The House of Delegates will vote Thursday morning on amendments to the chamber’s proposed $50 billion budget for fiscal year 2022.
In recent weeks, the proposed budget has undergone a dramatic transformation, as tax revenues came in higher than expected, Congress passed a massive stimulus package that will send direct aid to the state’s coffers and Gov. Lawrence J. Hogan Jr. (R) submitted a series of supplemental budget bills to distribute federal funding and recognize state employees who have worked through the pandemic.
“Like everything else in this past year, completing the work of the budget has been far from normal,” House Appropriations Chairwoman Maggie L. McIntosh (D-Baltimore City) said Wednesday.
The committee’s proposed budget leaves the state with more than $1.8 billion in cash reserves and wipes out forecasted budget shortfalls for the next two years.

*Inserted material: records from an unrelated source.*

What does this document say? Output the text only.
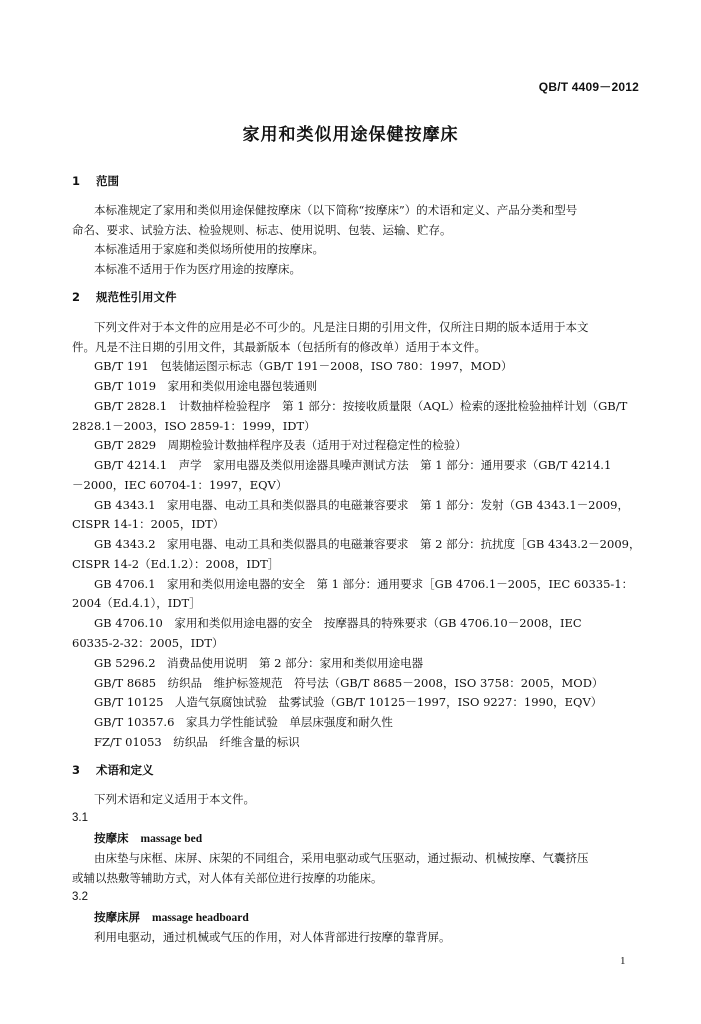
QB/T 4409－2012
家用和类似用途保健按摩床
1 范围
本标准规定了家用和类似用途保健按摩床（以下简称“按摩床”）的术语和定义、产品分类和型号
命名、要求、试验方法、检验规则、标志、使用说明、包装、运输、贮存。
本标准适用于家庭和类似场所使用的按摩床。
本标准不适用于作为医疗用途的按摩床。
2 规范性引用文件
下列文件对于本文件的应用是必不可少的。凡是注日期的引用文件，仅所注日期的版本适用于本文
件。凡是不注日期的引用文件，其最新版本（包括所有的修改单）适用于本文件。
GB/T 191　包装储运图示标志（GB/T 191－2008，ISO 780：1997，MOD）
GB/T 1019　家用和类似用途电器包装通则
GB/T 2828.1　计数抽样检验程序　第 1 部分：按接收质量限（AQL）检索的逐批检验抽样计划（GB/T
2828.1－2003，ISO 2859-1：1999，IDT）
GB/T 2829　周期检验计数抽样程序及表（适用于对过程稳定性的检验）
GB/T 4214.1　声学　家用电器及类似用途器具噪声测试方法　第 1 部分：通用要求（GB/T 4214.1
－2000，IEC 60704-1：1997，EQV）
GB 4343.1　家用电器、电动工具和类似器具的电磁兼容要求　第 1 部分：发射（GB 4343.1－2009，
CISPR 14-1：2005，IDT）
GB 4343.2　家用电器、电动工具和类似器具的电磁兼容要求　第 2 部分：抗扰度［GB 4343.2－2009，
CISPR 14-2（Ed.1.2）：2008，IDT］
GB 4706.1　家用和类似用途电器的安全　第 1 部分：通用要求［GB 4706.1－2005，IEC 60335-1：
2004（Ed.4.1），IDT］
GB 4706.10　家用和类似用途电器的安全　按摩器具的特殊要求（GB 4706.10－2008，IEC
60335-2-32：2005，IDT）
GB 5296.2　消费品使用说明　第 2 部分：家用和类似用途电器
GB/T 8685　纺织品　维护标签规范　符号法（GB/T 8685－2008，ISO 3758：2005，MOD）
GB/T 10125　人造气氛腐蚀试验　盐雾试验（GB/T 10125－1997，ISO 9227：1990，EQV）
GB/T 10357.6　家具力学性能试验　单层床强度和耐久性
FZ/T 01053　纺织品　纤维含量的标识
3 术语和定义
下列术语和定义适用于本文件。
3.1
按摩床 massage bed
由床垫与床框、床屏、床架的不同组合，采用电驱动或气压驱动，通过振动、机械按摩、气囊挤压
或辅以热敷等辅助方式，对人体有关部位进行按摩的功能床。
3.2
按摩床屏 massage headboard
利用电驱动，通过机械或气压的作用，对人体背部进行按摩的靠背屏。
1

The plan results in a structural surplus of $262 million forecast by 2026.
However, McIntosh cautioned that the recent revenue writeup and infusion of federal funds simply brought the state closer to where fiscal analysts thought the budget would be before the pandemic set in.
The ending fund balance of $743 million is the result of reductions of more than $657 million, in addition to other fiscal maneuvers.

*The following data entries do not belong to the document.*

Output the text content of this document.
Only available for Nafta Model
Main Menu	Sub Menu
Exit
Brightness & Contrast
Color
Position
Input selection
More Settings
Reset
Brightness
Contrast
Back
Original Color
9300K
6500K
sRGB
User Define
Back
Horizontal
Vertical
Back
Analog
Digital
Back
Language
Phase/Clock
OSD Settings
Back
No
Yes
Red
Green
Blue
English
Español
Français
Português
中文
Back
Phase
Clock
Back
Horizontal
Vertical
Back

“As we move forward, we must remember that large parts of our population and our economy still struggle. Recovery will be a multi-year process. And that may leave our economy reshaped in ways that we can not yet imagine,” McIntosh said. “That is why it is extremely important for us to be responsible with the funds we have available, to insure that we are not only providing immediate relief for those who need help, but also doing what we can to support the long-term recovery. This budget does that.”
The budget bill includes $687 million in state spending and $585 million in tax relief, guided by the bipartisan RELIEF Act, which Hogan and legislative leaders passed as a top priority early this legislative session.

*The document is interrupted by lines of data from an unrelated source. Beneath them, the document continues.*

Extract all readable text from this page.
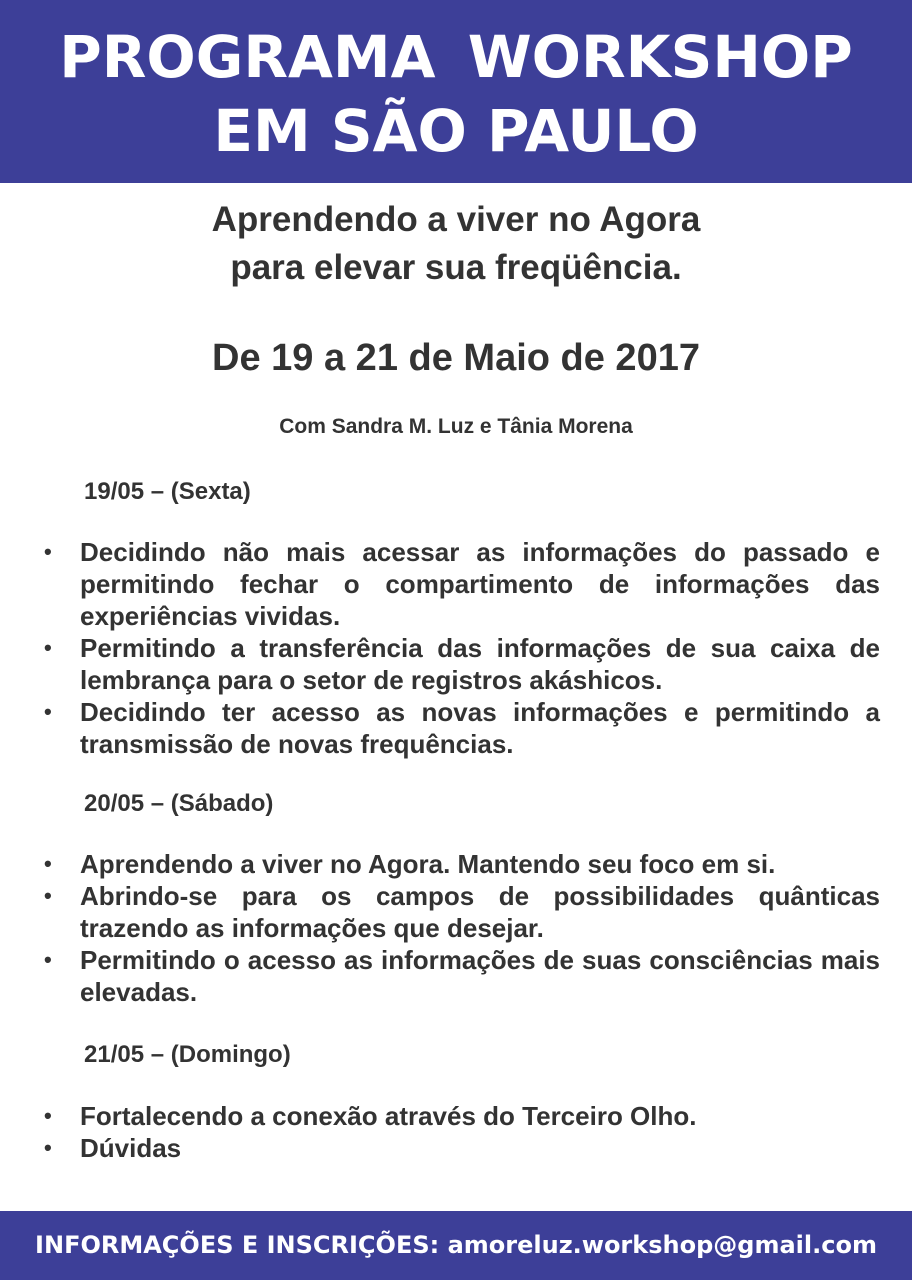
PROGRAMA WORKSHOP
EM SÃO PAULO
Aprendendo a viver no Agora
para elevar sua freqüência.
De 19 a 21 de Maio de 2017
Com Sandra M. Luz e Tânia Morena
19/05 – (Sexta)
• Decidindo não mais acessar as informações do passado e permitindo fechar o compartimento de informações das experiências vividas.
• Permitindo a transferência das informações de sua caixa de lembrança para o setor de registros akáshicos.
• Decidindo ter acesso as novas informações e permitindo a transmissão de novas frequências.
20/05 – (Sábado)
• Aprendendo a viver no Agora. Mantendo seu foco em si.
• Abrindo-se para os campos de possibilidades quânticas trazendo as informações que desejar.
• Permitindo o acesso as informações de suas consciências mais elevadas.
21/05 – (Domingo)
• Fortalecendo a conexão através do Terceiro Olho.
• Dúvidas
INFORMAÇÕES E INSCRIÇÕES: amoreluz.workshop@gmail.com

The committee’s proposal also restores several cuts originally proposed by Hogan, including $29.8 million to support independent colleges and universities and $26.6 million for community colleges. Total community college funding for the year is up more than 9% to $371.5 million.
The amended budget includes more than $7.5 billion for public schools, including an increase of more than $228 million for local school systems.
Medicaid funding totals $13.5 billion, a $623 million increase, to support more than 1.5 million people, including more than 150,000 who have enrolled for health coverage during the pandemic.
More work to do
After the House met Wednesday, Hogan introduced a $1.08 billion fourth supplemental budget, which includes the restoration of the community college cut, more than $200 million to expand rental assistance programs, $230 million for transportation infrastructure projects, and allocates more than $225 million in federal stimulus funding for minority-serving colleges and universities.